Imagine being a small child, lying in your bed and suddenly strangers come and take you out of a sound sleep. The last thing you see as you exit the house is your hysterical mother who is being held back by the police, screaming at the top of her lungs, “Please don’t take my baby away!” You are then put into the back of a car while kicking and screaming for your mother and taken to live with people who you have never met before.

Not all child removals initiated by Child Protective Services are that dramatic, especially if the child is taken from their school or daycare. But when a small child is removed from the home, often times it’s done in the middle of the night. A social worker comes knocking on the door accompanied by the police. The parents are in a state of confusion and hysterics and the child is taken away and placed in the foster care system.

The process of being removed from the home by Child Protective Services can be a traumatic experience for any child. It can have a lasting effect resulting in various psychological disorders such as Post Traumatic Stress Disorder, Social Anxiety Disorder and severe Depression, although that part of it is usually swept under the rug or blamed on the parents.

So, what could be worse then that? How about being caught up in the foster care system? Usually the child will be placed in a temporary foster home and then bounced from home to home every few months until they exit the foster care system. A high percentage of foster children are diagnosed with various mental disorders, most commonly ADHD and Depression. If the child is diagnosed with any of these they are sure to be medicated for it, often quite heavily.

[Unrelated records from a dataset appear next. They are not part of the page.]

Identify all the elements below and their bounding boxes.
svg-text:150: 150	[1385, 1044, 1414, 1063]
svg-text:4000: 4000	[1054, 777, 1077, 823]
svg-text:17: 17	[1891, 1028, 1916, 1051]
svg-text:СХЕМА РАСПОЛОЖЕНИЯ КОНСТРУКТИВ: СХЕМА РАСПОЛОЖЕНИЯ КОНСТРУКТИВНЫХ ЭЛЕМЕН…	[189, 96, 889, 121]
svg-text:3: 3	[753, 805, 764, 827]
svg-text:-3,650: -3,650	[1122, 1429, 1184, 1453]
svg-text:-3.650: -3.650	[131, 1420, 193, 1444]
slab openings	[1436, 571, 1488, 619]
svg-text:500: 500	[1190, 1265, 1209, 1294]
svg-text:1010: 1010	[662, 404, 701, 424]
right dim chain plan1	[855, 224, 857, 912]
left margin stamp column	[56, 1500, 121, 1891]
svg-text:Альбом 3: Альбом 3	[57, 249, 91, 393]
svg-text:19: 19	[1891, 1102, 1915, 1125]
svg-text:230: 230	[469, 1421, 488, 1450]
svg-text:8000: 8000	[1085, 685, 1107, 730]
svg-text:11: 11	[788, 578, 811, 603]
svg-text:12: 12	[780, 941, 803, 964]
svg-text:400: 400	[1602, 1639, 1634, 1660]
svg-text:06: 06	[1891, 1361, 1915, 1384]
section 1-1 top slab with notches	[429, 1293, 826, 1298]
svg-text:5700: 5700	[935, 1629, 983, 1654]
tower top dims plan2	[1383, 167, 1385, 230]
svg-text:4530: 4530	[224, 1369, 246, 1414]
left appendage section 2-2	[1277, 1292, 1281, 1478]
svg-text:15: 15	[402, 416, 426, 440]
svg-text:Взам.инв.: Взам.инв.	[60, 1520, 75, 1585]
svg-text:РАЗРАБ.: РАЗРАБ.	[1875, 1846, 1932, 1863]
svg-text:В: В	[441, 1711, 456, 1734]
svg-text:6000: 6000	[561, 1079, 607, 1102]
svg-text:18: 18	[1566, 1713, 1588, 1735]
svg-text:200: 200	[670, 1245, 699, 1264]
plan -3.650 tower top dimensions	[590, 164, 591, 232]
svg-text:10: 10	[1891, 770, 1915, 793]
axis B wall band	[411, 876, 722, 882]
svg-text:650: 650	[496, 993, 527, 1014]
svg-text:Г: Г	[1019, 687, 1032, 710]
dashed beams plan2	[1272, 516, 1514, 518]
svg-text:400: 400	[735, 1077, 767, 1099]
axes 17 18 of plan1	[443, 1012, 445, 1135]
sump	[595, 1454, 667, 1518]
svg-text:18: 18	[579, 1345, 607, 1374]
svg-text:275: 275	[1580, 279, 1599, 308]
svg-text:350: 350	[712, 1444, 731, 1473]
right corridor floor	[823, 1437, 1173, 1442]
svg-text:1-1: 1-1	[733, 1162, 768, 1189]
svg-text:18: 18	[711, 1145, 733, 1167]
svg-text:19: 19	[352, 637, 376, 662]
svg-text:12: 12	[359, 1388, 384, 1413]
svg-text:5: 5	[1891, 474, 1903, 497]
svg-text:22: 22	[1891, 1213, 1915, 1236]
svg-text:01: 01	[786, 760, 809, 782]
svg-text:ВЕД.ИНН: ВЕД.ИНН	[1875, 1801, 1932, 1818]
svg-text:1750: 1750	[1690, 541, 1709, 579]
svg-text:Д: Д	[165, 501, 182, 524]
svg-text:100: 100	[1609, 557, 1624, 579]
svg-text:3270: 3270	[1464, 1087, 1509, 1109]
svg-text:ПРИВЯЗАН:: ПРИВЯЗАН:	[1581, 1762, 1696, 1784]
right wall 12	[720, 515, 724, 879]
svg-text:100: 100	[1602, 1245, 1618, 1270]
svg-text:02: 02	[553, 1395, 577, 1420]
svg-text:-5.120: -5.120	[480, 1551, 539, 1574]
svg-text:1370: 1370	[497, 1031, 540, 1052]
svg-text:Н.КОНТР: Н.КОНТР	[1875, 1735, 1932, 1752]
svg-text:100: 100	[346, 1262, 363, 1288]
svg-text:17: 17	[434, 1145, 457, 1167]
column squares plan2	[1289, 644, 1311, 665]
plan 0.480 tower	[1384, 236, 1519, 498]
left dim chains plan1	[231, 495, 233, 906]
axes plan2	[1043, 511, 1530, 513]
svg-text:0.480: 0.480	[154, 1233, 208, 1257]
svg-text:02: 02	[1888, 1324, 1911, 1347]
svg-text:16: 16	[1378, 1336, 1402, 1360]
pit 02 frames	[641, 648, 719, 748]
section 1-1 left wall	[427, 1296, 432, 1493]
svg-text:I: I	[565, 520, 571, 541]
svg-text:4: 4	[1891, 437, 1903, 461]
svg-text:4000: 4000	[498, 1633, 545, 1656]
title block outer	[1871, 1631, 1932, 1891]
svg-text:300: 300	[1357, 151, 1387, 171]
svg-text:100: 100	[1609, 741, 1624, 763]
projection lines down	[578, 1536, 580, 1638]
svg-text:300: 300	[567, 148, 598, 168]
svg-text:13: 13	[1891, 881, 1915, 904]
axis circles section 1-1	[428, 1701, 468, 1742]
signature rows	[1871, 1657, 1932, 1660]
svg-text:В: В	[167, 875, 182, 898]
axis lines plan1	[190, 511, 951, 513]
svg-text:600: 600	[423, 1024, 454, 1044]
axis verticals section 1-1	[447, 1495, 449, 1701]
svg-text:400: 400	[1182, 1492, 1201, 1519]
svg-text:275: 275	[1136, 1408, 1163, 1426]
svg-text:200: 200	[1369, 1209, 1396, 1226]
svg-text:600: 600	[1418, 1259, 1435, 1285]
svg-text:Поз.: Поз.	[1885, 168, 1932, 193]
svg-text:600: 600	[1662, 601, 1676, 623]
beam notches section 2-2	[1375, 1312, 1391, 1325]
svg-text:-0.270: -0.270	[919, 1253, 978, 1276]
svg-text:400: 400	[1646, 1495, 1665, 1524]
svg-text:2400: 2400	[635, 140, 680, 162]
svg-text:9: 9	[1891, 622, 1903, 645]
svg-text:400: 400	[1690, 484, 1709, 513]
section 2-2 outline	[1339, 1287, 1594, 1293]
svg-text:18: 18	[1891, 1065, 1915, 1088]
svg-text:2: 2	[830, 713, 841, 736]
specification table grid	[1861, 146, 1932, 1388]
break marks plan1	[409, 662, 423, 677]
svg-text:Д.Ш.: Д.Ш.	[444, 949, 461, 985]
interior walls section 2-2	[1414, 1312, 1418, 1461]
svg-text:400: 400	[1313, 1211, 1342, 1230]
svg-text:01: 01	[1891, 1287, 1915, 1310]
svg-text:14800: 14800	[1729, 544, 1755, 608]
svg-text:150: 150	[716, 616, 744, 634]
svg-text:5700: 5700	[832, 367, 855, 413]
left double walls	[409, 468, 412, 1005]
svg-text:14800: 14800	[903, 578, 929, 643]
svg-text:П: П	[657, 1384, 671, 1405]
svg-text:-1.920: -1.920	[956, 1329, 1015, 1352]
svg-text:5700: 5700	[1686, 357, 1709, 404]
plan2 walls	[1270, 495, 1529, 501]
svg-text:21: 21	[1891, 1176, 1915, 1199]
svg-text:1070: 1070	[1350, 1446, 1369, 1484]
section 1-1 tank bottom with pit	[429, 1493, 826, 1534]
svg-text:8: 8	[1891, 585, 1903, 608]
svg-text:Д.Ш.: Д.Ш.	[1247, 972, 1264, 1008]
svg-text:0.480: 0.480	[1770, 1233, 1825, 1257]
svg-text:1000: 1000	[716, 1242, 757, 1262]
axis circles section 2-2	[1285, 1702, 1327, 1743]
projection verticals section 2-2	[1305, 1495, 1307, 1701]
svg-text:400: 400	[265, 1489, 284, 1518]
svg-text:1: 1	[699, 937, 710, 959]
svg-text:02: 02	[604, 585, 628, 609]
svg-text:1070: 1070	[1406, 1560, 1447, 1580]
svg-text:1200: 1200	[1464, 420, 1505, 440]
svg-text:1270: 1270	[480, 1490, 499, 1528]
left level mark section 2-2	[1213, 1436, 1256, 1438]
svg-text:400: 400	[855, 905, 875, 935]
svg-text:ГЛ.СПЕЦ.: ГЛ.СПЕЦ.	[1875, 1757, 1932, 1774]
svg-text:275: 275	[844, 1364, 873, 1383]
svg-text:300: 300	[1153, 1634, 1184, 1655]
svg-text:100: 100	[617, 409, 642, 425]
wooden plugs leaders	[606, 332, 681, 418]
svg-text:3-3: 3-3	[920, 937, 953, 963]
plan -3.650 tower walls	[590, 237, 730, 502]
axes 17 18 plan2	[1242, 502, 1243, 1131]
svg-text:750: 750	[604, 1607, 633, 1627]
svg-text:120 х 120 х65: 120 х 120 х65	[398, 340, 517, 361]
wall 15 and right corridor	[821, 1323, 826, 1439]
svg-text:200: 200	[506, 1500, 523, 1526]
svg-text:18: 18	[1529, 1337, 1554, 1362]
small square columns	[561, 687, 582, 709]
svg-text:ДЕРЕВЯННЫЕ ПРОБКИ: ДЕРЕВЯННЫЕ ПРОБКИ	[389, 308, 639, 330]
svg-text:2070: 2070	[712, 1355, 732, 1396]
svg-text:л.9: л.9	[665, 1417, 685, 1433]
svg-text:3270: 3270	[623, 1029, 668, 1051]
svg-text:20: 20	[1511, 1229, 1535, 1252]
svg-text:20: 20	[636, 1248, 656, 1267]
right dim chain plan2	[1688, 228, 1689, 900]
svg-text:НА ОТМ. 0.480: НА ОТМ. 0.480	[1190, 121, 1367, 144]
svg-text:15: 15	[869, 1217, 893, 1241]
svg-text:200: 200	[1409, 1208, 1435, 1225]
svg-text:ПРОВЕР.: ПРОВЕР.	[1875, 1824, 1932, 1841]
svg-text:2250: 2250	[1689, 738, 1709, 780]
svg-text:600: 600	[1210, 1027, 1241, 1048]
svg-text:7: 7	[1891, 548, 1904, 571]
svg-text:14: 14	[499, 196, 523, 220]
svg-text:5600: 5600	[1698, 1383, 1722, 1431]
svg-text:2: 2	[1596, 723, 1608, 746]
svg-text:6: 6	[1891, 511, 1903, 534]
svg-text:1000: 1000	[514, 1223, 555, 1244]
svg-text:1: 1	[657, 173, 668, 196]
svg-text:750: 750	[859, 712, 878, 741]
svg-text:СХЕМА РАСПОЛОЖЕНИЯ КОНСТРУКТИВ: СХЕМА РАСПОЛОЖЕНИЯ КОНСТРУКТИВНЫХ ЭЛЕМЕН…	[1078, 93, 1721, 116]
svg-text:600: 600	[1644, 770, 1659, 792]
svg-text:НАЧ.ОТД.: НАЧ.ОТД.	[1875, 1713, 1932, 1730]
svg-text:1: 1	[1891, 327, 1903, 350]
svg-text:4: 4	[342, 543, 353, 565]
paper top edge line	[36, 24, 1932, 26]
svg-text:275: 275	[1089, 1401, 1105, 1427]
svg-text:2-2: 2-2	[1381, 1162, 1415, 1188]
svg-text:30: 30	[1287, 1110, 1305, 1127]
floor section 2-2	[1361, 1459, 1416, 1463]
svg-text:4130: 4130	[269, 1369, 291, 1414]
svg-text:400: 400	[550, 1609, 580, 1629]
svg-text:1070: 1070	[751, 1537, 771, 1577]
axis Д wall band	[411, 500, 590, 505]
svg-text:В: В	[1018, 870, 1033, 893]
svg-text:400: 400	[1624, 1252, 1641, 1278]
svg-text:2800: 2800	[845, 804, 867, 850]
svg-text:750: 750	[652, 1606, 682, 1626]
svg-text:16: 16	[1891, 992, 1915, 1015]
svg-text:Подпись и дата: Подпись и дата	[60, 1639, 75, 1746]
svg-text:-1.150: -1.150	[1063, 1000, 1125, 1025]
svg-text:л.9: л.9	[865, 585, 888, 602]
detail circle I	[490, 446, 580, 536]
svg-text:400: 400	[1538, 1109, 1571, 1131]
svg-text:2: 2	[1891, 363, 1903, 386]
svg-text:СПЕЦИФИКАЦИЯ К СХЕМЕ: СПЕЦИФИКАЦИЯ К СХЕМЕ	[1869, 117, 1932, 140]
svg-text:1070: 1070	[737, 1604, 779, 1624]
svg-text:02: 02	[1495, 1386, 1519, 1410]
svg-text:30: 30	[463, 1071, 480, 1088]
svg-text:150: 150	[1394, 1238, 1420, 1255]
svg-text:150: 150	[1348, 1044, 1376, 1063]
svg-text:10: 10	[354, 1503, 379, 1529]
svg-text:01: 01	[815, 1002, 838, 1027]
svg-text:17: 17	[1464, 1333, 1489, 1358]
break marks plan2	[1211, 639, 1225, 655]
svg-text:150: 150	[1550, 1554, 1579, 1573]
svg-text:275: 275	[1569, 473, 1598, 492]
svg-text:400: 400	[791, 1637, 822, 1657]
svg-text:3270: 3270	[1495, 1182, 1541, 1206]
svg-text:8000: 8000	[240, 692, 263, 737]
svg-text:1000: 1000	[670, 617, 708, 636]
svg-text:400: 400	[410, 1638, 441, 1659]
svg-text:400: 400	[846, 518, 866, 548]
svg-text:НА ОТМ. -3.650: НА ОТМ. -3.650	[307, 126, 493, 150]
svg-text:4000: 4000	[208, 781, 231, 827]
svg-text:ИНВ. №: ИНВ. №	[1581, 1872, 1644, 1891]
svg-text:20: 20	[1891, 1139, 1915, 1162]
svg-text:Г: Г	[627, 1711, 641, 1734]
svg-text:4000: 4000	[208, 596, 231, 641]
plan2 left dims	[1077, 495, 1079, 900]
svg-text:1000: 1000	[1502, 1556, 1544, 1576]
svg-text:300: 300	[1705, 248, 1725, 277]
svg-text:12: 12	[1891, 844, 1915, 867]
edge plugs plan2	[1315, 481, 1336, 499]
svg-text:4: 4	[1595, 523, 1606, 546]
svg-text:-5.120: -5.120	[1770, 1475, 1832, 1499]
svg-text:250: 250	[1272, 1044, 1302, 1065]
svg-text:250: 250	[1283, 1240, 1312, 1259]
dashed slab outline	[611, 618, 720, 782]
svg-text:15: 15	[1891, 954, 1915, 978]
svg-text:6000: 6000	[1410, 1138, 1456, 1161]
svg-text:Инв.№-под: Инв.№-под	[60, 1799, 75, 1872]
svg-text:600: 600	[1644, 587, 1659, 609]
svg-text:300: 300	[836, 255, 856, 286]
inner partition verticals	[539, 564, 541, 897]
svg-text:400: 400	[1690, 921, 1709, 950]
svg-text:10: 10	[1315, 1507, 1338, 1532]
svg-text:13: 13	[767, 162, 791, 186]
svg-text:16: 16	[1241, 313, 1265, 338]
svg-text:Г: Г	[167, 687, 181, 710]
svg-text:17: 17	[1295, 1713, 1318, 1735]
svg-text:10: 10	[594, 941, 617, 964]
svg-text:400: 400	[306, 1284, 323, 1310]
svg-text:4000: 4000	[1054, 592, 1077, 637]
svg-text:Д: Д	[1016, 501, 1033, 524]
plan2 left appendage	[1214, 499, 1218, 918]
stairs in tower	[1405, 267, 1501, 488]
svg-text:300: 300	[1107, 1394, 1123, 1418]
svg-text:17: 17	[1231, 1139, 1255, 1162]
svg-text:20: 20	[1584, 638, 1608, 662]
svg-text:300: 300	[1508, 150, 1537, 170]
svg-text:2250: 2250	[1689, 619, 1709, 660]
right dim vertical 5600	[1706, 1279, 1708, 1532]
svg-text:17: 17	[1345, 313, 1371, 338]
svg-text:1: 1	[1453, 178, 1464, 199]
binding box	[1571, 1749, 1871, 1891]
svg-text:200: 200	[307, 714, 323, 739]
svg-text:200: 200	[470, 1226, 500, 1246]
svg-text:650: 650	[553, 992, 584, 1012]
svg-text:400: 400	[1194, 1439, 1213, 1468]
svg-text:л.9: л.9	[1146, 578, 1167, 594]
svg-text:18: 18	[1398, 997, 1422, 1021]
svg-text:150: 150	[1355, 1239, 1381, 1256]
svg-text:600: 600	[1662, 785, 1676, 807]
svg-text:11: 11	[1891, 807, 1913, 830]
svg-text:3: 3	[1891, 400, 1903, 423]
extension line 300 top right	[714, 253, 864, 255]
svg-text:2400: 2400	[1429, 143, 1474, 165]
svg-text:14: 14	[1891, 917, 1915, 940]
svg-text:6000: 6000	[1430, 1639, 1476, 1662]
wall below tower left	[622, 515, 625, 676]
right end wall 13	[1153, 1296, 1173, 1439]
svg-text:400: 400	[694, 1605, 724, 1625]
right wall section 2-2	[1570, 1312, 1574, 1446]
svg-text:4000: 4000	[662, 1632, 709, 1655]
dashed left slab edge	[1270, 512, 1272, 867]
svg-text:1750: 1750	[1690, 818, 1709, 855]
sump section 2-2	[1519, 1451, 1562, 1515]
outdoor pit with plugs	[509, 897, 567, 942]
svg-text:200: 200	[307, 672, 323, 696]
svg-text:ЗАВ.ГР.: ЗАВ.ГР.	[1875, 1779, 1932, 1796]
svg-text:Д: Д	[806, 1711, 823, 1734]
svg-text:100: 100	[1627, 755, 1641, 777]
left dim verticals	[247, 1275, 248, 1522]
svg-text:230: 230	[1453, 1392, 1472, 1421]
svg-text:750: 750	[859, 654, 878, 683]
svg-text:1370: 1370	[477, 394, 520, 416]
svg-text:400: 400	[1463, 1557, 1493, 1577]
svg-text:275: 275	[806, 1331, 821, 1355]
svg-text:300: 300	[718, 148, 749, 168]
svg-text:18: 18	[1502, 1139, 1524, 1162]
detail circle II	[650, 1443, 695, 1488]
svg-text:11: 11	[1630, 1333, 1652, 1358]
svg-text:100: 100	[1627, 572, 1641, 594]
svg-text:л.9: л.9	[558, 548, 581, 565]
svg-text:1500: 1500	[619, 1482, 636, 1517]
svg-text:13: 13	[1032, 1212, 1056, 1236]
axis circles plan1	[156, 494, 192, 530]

Exiting the foster care system happens in various ways. A child can be reunited with their parents for example, or they can be adopted out. Some children are placed with other relatives, although this is too rare of an occurrence. Many exit the foster care system by turning 18, a process known as “aging out.” When a child ages out of the system, it is typically with no emotional or financial support. They’re suddenly on their own without the ability to take care of themselves. Many who age out of the system end up homeless or in jail within the first year of being emancipated.

Most children who age out of the system do so because they are not adoptable. This is often due to the child’s age or special needs. Very few perspective parents want to adopt a child with special needs, and most don’t want to adopt older children who come with the heavy emotional baggage that life in the foster care system places on children. So a family becomes an unrealistic dream for many children caught up in the system.

If a child’s special needs are too severe, they may not even be able to live in a foster home. These children will instead be placed in group homes staffed by trained workers and simply medicated and controlled until they turn 18.